Prior to my trip to Philadelphia, my research for “A Cage Went in Search of a Bird” focused primarily on tuberculosis as a cultural phenomenon in the 19th century and the resulting identity ascribed to a victim of the disease. Since a person who was consumptive could have been terminally ill with a deeply debilitating bacterial infection, or alternatively could be someone who was solitary and artistic, I was hoping to find evidence in the collections of the Historical Medical Library of medical apparatus that displayed an imaginative resonance far beyond the confines of the diagnosis. If the spirit was perceived to be in peril at the same time that the body ailed, then surely the treatment must embody the link between the mortal soul and the body’s contamination. This connection was absent in all the inhalers, vaporizers, and electro-magnetic instruments I researched. But here, in Laennec’s description of the body, and the body in distress, I found the resonance I was looking for. As Laennec struggled to come to terms with the new technology he had created, he also found the need to generate language that would be evocative enough to communicate the new landscape the stethoscope had uncovered.

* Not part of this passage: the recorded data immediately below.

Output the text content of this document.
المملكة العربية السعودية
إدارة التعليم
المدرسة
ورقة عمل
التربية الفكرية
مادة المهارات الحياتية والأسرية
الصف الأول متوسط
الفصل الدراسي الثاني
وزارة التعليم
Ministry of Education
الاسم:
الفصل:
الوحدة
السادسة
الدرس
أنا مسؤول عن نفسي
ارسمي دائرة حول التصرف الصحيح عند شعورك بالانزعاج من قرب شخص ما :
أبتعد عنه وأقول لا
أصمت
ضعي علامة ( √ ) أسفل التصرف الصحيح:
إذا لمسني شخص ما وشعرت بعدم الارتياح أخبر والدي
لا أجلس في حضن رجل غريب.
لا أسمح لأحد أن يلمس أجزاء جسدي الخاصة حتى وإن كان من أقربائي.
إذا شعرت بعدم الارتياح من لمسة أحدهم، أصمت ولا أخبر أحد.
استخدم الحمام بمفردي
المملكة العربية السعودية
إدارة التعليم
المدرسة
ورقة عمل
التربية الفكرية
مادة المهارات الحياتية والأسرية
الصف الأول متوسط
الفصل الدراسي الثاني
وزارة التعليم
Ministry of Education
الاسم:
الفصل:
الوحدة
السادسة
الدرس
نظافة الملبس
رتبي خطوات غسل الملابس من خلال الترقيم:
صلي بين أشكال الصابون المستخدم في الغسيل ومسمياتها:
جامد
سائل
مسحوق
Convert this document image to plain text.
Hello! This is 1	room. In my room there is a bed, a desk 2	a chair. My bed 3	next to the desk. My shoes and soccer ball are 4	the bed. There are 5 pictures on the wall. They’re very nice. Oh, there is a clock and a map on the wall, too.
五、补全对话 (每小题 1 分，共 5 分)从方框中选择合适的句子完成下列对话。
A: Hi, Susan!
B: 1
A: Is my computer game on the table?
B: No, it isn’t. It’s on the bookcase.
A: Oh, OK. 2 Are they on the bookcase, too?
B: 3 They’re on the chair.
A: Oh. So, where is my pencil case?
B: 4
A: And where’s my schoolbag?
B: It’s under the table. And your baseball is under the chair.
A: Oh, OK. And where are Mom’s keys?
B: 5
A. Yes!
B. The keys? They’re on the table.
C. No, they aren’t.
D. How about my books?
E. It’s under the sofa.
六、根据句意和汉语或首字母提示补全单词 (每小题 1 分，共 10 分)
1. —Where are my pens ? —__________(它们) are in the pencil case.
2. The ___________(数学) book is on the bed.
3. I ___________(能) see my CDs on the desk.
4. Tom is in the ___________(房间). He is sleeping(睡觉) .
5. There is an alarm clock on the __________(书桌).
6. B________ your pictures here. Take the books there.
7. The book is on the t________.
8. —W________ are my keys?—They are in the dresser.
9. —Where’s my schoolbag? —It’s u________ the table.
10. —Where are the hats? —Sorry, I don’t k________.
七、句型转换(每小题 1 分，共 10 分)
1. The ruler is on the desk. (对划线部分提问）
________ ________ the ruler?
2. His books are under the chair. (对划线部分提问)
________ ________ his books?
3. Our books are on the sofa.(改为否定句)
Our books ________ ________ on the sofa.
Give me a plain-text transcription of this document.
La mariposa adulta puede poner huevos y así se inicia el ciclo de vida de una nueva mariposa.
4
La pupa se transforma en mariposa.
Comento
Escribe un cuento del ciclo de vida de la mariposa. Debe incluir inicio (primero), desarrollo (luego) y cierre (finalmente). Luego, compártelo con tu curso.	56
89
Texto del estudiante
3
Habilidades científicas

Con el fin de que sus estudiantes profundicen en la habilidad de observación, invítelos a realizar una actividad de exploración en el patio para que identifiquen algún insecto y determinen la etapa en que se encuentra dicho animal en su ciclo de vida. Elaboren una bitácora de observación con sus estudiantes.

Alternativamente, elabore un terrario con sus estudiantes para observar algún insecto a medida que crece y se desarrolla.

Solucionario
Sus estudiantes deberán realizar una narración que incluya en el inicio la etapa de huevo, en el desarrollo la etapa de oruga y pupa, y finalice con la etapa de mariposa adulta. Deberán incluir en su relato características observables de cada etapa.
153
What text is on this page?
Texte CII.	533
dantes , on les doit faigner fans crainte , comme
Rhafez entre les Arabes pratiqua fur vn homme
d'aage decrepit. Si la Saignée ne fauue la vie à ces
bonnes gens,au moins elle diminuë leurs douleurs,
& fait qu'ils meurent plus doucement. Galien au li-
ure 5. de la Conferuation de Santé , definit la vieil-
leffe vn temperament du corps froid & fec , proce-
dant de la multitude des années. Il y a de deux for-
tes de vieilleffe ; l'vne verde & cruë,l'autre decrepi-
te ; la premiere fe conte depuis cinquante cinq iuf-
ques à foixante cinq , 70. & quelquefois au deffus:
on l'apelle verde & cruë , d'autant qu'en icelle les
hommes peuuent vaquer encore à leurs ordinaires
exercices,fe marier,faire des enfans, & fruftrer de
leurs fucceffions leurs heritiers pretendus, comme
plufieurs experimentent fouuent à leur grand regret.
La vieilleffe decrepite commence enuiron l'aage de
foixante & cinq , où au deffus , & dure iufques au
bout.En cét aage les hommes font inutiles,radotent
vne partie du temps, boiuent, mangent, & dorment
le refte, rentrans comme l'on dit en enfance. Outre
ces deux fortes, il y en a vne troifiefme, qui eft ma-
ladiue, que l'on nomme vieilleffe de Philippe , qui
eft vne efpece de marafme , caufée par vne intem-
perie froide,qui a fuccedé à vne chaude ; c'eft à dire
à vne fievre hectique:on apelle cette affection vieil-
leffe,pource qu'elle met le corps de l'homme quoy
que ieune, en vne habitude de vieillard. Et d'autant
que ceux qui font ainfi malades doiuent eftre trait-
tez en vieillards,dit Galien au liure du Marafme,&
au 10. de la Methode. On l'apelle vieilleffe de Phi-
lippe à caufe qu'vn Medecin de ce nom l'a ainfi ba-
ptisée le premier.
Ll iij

In the end, I was reminded that the body itself produces a much broader and deeper wonder than any cultural ideas we can place upon it.

Leaving the Library to spend a few days exploring the collections of the Mütter, I found I was armed with a new understanding of my project and new directions to pursue. Laennec’s language helped me to interrogate the internal landscape of the body itself, rather than focusing on the instruments we create to probe and possibly fix the body.

Since returning home to New Mexico, this language has continued to haunt me as I wrestle with “The Cage Went in Search of A Bird” in my studio. Is it possible to create an image that can evoke the sound of “letting fall grains of sand or pins into a glass”? René Laennec certainly envisioned a word within the body where such sounds were vivid and meaningful, and now I hope to translate that vision into a new series of photographs.

 

A photograph of the space inside a tubercular cavity from a microscope slide created in 1886. From the collections of the Mütter Museum, 2015.
A photograph of the space inside a tubercular cavity from a microscope slide created in 1886. From the collections of the Mütter Museum, 2015.

 

*Ligia Bouton is the Associate Professor of Interdisciplinary Foundations at the University of New Mexico.  She received an F.C. Wood Institute Travel Grant from the College of Physicians of Philadelphia in 2015.